The South African Medical Research Council posted a report on Saturday outlining early Omicron cases from several hospitals. They found that patients infected with the Omicron strain tended to have less severe disease—most of the hospitalized patients did not need supplemental oxygen, a few developed COVID pneumonia, and fewer still required intensive care. 

“The signals are a bit encouraging” but Omicron’s risk profile is still incomplete, Anthony Fauci, head of the National Institute of Allergy and Infectious Diseases, told CNN on Sunday. More clinical data from around the world will need to be assessed for epidemiologists to get a true sense of where Omicron stands in relation to other variants. “Clearly, in South Africa, Omicron has a transmission advantage,” Fauci added, “although it’s too early to make any definitive statements about it, thus far it does not look like there’s a great degree of severity to it.”

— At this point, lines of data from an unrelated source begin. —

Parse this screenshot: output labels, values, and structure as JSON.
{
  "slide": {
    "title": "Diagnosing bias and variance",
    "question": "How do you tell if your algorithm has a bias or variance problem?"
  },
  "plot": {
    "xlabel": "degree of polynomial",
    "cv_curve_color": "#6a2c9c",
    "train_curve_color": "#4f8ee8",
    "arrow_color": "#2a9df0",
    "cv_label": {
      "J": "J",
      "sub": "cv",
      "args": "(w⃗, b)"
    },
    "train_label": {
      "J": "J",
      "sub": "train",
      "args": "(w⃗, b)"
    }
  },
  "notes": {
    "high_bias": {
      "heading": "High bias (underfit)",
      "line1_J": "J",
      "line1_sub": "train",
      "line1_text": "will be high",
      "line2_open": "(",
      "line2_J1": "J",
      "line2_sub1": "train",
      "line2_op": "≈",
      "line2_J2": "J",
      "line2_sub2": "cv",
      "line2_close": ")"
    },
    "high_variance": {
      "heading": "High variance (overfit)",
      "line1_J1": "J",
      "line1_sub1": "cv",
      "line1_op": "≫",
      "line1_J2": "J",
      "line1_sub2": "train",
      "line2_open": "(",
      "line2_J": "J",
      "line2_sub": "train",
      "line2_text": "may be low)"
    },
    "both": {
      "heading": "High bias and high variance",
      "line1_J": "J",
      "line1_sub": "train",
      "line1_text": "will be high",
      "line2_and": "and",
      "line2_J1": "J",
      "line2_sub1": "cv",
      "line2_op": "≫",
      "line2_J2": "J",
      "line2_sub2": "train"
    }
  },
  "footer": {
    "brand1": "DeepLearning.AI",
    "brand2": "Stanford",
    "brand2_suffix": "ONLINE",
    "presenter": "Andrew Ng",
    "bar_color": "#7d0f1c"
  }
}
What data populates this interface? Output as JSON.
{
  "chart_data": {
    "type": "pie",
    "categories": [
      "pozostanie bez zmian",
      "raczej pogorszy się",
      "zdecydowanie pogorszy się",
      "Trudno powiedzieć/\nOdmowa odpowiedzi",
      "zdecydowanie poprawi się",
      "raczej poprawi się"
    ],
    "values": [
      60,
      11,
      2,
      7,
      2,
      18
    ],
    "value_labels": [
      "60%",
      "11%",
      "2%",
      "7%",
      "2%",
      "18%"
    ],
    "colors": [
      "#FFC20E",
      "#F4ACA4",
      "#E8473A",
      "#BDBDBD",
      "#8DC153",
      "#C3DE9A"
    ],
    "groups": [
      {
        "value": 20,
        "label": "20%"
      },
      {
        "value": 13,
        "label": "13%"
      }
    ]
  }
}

The South African report is based on limited data, however. It included just 166 patients, most of whom were admitted to hospitals for reasons unrelated to COVID-19—their infections were only found because those hospitals are testing all incoming patients for the coronavirus. Many did not have respiratory symptoms and stayed at the hospital for a relatively short time. Vaccination status was not reported for all of the patients.

“We’re just not seeing the number of patients that have been seen in previous surges who are seriously ill, even this soon into the surge,” Michael Osterholm, director of the University of Minnesota’s Center for Infectious Diseases Research and Policy, told STAT, adding that he is “impressed by the relative lack of severe illness” with Omicron so far. 

[Related: Flight bans won’t stop Omicron]

Data from the South African report show that the patients included tended to skew younger, which the report’s authors write could be a vaccination effect, “as 57 percent of people over the age of 50 have been vaccinated in the province compared to 34 percent in the 18-to-49-year group.”

Although Omicron appears to produce milder disease, scientists will need to study the effects of Omicron in different demographics, Marion Koopmans, head of virology at Erasmus Medical Center in Rotterdam, the Netherlands, told STAT. “Only once we have seen this spread across age groups, we will be able to tell,” she said.

Omicron has been detected in at least 16 states and at least 45 nations worldwide. Nevertheless, the Delta variant still seems to be the primary cause for concern, making up the majority of severe cases in the US—despite Omicron’s high transmissibility.

Omicron may have picked up genetic materials from the virus that causes the common cold in humans, resulting in the variant’s high contagiousness. A preprint, non-peer-reviewed study from a Massachusetts-based firm says that Omicron’s genetic code contains a sequence shared with the cold virus—a sequence that no other coronavirus variant seems to contain.

“By virtue of Omicron adopting this insertion … it is essentially taking a leaf out of the seasonal coronaviruses’ page, which [explains] … how it lives and transmits more efficiently with human beings,” Venky Soundararajan, a biological engineer at Nference who co-wrote the study, told The Washington Post.